Ligne horizontale       Enfance & injustice.

     L’auteur l’a reconnu lui-même : David Copperfield est un récit en partie autobiographique. De façon très romancée, bien sûr, mais apportant le point de vue très particulier d’un jeune garçon qui a vécu dans la pauvreté des rues londoniennes au XIXe siècle. Ce qui crée un mélange assez atypique entre dureté de la vie dépeinte et innocence d’un personnage encore en train de découvrir, sans réellement d’autre points de comparaison. La naïveté de ce personnage propulsé seul au milieu de la ville renforce, dès lors, le sentiment d’attachement naturellement présent du lecteur. On ressent, au fil des aventures du jeune David, une véritable empathie, une compassion pour tous ces garçons qui suivent le même parcours que lui. C’est aussi, quelque part, le réveil de notre propre âme d’enfant qui parle.

      Car à travers la vie fictive de David, c’est tout un monde de misères que le lecteur est invité à découvrir. C’est celui du travail des enfants à la fabrique, celui du froid et de la saleté des rues. Le jeune garçon ne connaît aucune forme de stabilité du moment où il est exclu de chez lui. Tout du long de son enfance, il subit plus qu’il n’agit sur les circonstances qui mènent ses pérégrinations, dominé par le monde des adultes et sans cesse renvoyé à son statut de membre inférieur dans la société. C’est un véritable cri protestataire que lance là Charles Dickens, un éveil des consciences sur le sort de milliers de jeunes garçons passés par le même chemin que son héros. Effet renforcé par la narration à la première personne : voilà la misère incarnée qui se présente à nous.

Ligne horizontale      Maturation & vocation.

     Ce qui crée mon attachement tout particulier à David Copperfield, c’est qu’on voit réellement le personnage évoluer à travers cette histoire, beaucoup plus que dans Oliver Twist. Nous nous contentons d’assister à une tranche de vie d’Oliver, quelques années depuis sa naissance jusqu’au retour d’une stabilité dans sa vie. Tandis que la période suivie par David Copperfield est beaucoup plus longue. Nous assistons à son enfance, bien sûr, mais le suivons également au-delà. De ses premières amours, à son entrée dans l’âge adulte, son mariage, son établissement dans la vie active… C’est tout le déroulé d’une vie que nous poursuivons aux côté de David, avec ses hauts et ses bas.
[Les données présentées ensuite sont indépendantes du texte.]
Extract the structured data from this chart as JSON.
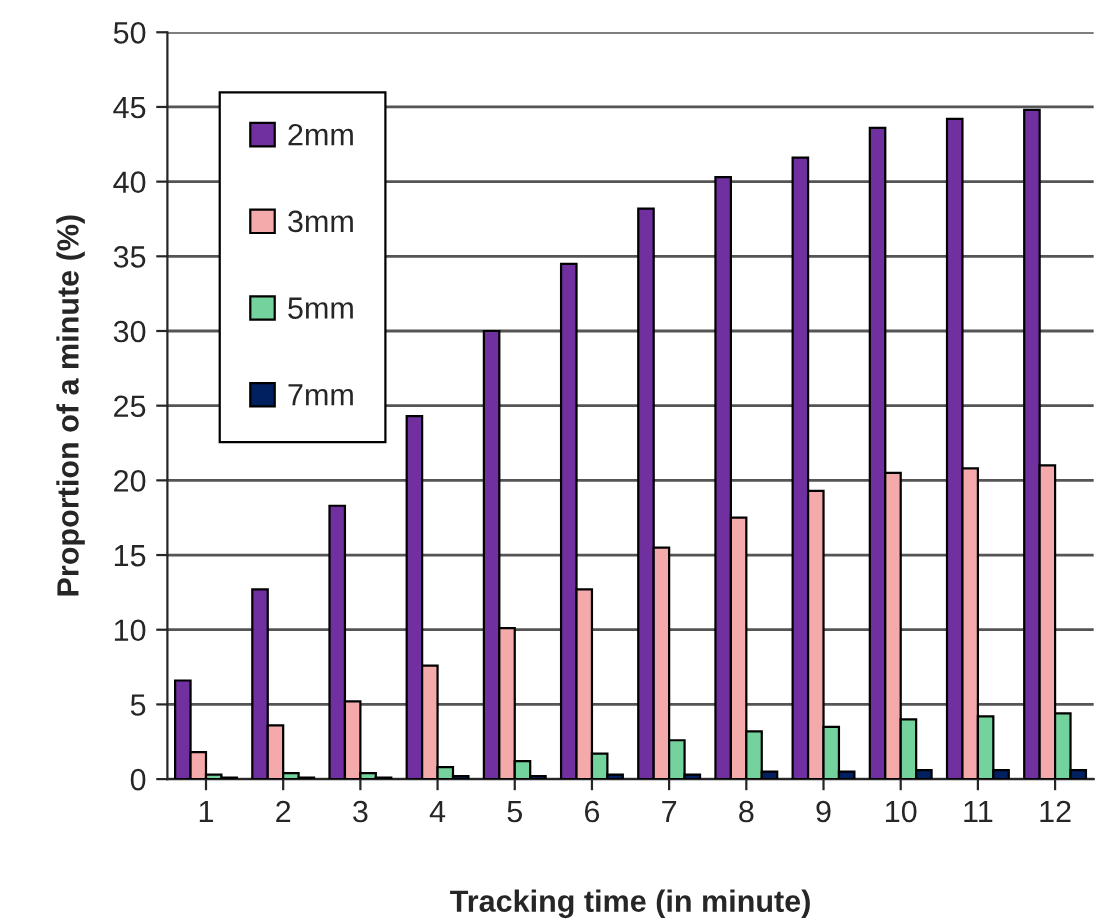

      Mais finalement, ce qui m’attachera le plus à ce roman, c’est son message profondément optimiste. Malgré la dureté du sujet, malgré la rudesse du milieu dans lequel grandit David, malgré toutes les épreuves à surmonter, le personnage réussit à s’en sortir. À partir de rien, de toutes pièces et de ses propres mains, il se construit une vie heureuse. C’est à la fois un mélange de bons choix de vie et, parfois, tout simplement de chance, mais c’est représentatif de la vie. David trouve sa vocation, exprime une attirance pour l’écriture, la lecture et on y ressent le retour du côté autobiographique du roman : David Copperfield, quelque part, n’est autre que l’avatar romancé de Dickens. Cela créé une sympathie supplémentaire pour le personnage et, surtout, boucle la boucle, entre introspection de l’auteur et prospection du personnage autant que du lecteur.

       Voilà donc mon avis pas du tout objectif sur David Copperfield de Charles Dickens, l’un des romans fondateurs de mon adolescence et sans doute parmi ceux qui m’auront le mieux réconciliée avec la littérature classique.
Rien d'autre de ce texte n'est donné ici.